Mediating Social Spaces of Dissent: A Methodological Exploration

Tuesday, 17 July 2018: 09:15
Oral Presentation
Ian LAMOND, Leeds Beckett University, United Kingdom
Esther SOLANO, Universidade Federal de São paulo, Brazil
Vitor BLOTTA, University of São Paulo, Brazil
In this paper we argue that in order to grasp the ontic and epistemic roots of current social movements, and discuss possible actions towards and practices of dissent in Western democracies, it is necessary to use new approaches and methodologies that cut across different disciplines, such as sociology, critical event studies, communication and law. Moreover, these studies should go beyond the traditional methods of these disciplines, such as public opinion surveys, descriptive analysis of empirical data on violence and law enforcement, or traditional anthropological studies and discourse analysis.
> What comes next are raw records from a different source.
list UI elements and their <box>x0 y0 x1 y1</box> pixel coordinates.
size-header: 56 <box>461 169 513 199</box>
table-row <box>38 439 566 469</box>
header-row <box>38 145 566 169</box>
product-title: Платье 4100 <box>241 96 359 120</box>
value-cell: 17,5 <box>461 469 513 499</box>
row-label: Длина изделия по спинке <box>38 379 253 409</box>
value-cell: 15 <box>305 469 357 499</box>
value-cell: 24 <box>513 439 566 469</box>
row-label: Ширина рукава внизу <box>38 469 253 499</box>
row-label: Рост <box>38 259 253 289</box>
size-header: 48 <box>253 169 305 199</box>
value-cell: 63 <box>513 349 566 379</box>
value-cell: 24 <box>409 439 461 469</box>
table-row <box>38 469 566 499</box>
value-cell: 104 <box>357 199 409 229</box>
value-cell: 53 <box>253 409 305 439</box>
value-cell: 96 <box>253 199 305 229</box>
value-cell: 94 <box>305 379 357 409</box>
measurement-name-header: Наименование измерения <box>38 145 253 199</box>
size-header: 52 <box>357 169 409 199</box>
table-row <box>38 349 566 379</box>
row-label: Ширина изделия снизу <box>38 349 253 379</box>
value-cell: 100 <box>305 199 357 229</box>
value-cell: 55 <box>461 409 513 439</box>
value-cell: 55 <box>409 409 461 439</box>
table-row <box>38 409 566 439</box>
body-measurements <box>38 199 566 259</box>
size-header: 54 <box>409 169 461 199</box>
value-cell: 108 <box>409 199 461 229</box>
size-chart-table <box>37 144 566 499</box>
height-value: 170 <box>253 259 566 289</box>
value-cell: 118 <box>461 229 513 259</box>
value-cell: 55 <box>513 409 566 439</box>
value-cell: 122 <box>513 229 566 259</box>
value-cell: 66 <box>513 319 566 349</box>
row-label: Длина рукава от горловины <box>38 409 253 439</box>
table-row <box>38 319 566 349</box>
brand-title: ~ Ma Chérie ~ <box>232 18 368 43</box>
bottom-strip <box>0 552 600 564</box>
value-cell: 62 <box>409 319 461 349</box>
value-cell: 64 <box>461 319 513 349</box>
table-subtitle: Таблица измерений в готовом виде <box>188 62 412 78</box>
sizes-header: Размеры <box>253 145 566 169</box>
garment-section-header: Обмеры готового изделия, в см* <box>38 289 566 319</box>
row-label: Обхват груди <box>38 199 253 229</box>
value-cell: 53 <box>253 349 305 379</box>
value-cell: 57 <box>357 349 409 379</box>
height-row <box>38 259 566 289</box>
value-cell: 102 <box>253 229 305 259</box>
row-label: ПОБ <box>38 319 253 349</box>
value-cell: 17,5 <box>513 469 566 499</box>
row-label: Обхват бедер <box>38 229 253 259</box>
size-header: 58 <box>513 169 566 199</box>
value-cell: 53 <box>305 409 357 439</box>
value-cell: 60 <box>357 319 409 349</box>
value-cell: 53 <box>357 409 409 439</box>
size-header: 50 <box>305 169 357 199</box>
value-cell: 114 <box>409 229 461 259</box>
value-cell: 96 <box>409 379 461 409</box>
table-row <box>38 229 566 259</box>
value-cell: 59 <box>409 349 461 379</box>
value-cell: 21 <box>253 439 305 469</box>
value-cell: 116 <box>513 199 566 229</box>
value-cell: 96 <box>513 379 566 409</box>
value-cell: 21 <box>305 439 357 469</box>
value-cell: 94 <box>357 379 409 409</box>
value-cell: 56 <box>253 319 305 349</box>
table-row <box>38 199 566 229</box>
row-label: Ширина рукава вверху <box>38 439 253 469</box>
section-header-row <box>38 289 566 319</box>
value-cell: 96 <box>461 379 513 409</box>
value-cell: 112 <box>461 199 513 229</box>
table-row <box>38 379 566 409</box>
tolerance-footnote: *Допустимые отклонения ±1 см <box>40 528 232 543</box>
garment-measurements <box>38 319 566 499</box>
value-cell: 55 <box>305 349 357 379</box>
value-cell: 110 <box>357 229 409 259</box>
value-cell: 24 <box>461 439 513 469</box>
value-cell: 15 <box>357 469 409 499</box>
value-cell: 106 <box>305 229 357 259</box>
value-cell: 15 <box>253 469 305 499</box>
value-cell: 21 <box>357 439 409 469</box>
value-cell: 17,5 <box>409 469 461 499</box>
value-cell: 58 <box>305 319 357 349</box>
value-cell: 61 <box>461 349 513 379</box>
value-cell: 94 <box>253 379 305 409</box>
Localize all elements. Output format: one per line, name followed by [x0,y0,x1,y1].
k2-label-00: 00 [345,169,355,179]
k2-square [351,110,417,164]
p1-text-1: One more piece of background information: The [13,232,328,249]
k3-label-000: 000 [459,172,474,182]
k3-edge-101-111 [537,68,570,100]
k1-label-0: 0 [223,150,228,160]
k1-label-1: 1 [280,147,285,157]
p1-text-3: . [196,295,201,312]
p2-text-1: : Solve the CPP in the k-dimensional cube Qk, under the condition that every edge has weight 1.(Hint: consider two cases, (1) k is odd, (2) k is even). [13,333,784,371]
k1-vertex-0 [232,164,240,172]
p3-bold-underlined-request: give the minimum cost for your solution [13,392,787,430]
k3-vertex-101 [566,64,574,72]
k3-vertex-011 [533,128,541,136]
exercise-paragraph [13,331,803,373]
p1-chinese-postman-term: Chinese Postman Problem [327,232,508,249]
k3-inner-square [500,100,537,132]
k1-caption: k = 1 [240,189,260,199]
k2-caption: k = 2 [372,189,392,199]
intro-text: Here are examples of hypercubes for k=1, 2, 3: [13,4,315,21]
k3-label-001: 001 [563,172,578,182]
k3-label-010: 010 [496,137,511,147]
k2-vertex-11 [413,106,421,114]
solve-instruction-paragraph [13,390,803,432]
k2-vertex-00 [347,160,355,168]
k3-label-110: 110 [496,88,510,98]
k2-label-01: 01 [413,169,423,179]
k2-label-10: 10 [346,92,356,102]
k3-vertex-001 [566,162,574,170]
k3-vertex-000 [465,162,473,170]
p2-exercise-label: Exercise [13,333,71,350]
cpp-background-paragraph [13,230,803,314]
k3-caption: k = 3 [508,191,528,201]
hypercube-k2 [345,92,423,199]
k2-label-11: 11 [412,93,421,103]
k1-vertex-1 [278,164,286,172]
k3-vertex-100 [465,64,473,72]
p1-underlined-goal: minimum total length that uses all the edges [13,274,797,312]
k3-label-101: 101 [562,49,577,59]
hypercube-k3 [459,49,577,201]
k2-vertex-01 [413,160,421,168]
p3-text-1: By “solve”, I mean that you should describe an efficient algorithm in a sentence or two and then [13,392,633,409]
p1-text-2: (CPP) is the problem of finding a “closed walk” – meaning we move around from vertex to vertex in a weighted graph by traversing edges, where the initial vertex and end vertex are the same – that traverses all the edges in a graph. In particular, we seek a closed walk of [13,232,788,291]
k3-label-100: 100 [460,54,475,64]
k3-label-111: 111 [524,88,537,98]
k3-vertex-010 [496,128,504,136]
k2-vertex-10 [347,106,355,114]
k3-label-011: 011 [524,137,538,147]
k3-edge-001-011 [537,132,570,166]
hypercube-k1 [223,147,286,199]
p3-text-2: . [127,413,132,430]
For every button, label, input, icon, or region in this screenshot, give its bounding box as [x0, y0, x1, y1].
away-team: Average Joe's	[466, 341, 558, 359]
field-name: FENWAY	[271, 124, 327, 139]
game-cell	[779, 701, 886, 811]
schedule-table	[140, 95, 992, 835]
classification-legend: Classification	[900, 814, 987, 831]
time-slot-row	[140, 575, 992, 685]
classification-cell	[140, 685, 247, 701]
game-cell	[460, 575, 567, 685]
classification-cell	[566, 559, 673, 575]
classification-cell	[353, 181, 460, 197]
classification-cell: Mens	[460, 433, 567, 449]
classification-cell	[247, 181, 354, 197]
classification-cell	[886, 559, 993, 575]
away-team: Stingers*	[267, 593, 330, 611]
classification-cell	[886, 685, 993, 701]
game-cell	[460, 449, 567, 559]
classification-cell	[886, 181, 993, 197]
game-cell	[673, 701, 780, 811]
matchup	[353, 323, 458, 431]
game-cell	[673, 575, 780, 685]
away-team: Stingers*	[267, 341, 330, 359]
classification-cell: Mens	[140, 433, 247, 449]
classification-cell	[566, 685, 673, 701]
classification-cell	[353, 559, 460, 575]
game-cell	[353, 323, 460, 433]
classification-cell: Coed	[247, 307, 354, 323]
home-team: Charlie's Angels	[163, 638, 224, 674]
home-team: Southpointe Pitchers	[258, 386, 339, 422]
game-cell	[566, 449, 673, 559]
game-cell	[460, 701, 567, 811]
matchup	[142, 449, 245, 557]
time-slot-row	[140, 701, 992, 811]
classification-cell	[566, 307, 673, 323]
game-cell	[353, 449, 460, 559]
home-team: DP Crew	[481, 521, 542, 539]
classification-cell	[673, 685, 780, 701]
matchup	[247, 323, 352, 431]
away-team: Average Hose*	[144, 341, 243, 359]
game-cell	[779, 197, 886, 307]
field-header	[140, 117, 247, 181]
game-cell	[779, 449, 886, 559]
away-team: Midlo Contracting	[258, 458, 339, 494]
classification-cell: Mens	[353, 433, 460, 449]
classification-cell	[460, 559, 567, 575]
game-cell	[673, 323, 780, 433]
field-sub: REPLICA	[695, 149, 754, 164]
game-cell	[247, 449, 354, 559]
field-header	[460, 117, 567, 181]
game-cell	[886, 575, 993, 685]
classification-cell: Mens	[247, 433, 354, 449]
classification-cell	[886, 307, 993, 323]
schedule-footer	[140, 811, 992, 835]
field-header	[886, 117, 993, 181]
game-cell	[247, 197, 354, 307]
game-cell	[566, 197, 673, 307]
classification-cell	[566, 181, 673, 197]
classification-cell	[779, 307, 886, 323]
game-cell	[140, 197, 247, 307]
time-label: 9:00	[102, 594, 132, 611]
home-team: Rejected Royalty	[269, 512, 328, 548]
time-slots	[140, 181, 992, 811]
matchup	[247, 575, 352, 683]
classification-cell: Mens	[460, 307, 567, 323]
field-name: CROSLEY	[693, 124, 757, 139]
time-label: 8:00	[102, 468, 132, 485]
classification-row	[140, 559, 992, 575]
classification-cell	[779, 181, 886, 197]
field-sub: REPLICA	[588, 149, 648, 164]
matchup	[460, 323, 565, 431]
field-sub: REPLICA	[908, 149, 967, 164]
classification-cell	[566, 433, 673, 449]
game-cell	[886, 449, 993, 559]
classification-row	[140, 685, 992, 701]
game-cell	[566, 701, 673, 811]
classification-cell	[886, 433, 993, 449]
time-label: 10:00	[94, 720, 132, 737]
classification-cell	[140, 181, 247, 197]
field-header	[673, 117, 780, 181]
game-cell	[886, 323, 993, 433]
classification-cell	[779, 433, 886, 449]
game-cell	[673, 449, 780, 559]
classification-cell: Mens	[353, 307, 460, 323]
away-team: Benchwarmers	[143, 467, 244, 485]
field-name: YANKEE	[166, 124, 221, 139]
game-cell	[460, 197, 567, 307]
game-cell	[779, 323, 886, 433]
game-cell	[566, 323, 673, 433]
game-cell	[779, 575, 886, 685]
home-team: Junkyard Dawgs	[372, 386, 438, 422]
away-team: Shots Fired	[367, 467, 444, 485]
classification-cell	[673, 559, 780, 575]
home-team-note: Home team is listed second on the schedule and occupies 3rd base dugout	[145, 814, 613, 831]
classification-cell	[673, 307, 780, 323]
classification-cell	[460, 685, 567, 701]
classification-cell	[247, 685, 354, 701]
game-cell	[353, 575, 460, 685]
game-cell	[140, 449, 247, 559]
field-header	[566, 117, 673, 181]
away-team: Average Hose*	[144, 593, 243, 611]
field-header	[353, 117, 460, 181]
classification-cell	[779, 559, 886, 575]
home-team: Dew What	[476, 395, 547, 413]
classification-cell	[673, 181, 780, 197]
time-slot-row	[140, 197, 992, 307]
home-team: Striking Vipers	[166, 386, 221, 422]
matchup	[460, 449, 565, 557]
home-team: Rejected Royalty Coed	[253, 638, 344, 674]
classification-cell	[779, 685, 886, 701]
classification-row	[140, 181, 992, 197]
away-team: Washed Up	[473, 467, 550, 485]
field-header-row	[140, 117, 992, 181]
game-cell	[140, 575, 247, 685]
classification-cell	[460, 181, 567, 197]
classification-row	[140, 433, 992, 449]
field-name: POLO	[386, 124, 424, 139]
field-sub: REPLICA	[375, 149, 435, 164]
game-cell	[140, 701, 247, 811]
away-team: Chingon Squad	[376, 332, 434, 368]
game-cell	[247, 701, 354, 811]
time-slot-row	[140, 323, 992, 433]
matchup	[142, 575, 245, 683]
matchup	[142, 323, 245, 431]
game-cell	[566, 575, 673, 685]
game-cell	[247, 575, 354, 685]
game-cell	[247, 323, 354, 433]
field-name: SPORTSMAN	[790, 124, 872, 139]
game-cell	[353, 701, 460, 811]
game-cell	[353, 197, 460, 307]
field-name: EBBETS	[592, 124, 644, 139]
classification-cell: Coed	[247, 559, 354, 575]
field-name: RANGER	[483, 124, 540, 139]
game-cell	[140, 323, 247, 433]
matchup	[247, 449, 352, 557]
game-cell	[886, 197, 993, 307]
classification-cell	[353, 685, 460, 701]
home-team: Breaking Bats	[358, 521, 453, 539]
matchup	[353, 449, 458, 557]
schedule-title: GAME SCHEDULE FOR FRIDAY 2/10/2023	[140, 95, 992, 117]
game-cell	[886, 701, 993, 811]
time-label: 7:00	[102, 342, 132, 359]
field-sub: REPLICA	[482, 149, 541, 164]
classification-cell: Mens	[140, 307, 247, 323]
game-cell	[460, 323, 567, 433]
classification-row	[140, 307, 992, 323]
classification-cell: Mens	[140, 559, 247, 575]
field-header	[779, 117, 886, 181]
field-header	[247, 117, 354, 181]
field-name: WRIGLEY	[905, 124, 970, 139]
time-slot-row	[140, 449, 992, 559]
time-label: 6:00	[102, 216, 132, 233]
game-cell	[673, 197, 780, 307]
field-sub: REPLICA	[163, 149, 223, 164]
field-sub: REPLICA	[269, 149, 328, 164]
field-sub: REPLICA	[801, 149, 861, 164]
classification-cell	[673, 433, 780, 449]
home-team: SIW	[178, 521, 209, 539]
We begin by addressing the apparently contradictory challenges to present democracies, such as the rise of counter-democratic social movements, followed by a literature review that presents new approaches to concepts around political dissent, such as protests as events, public spaces and the city as both symbolic and concrete venues, violence as performance, and the social mediation role of media and communication channels. After that, we challenge the dichotomies of traditional methods used to analyze these concepts, such as ‘insider’ and ‘outsider’, ‘objectivity’ and ‘subjectivity’ or “researcher” and “object”. We conclude proposing a combination of techniques that connects values from personal narratives and group storytelling with militant research approaches that question the divisions between academic knowledge and social practices, and establish horizontal relations among researchers and participants, highlighting knowledge production as a tool for social transformation into more egalitarian societies. This method challenges the apparent predefined social places of researchers, research participants, and political actors, taking them out of their "comfort zones", and gathering them around spaces that foment dialogues that are not common in everyday research and dissent practices. These dialogues may, in the end, enable the participants and researchers to learn from each other, and transform themselves and their agencies in the research process.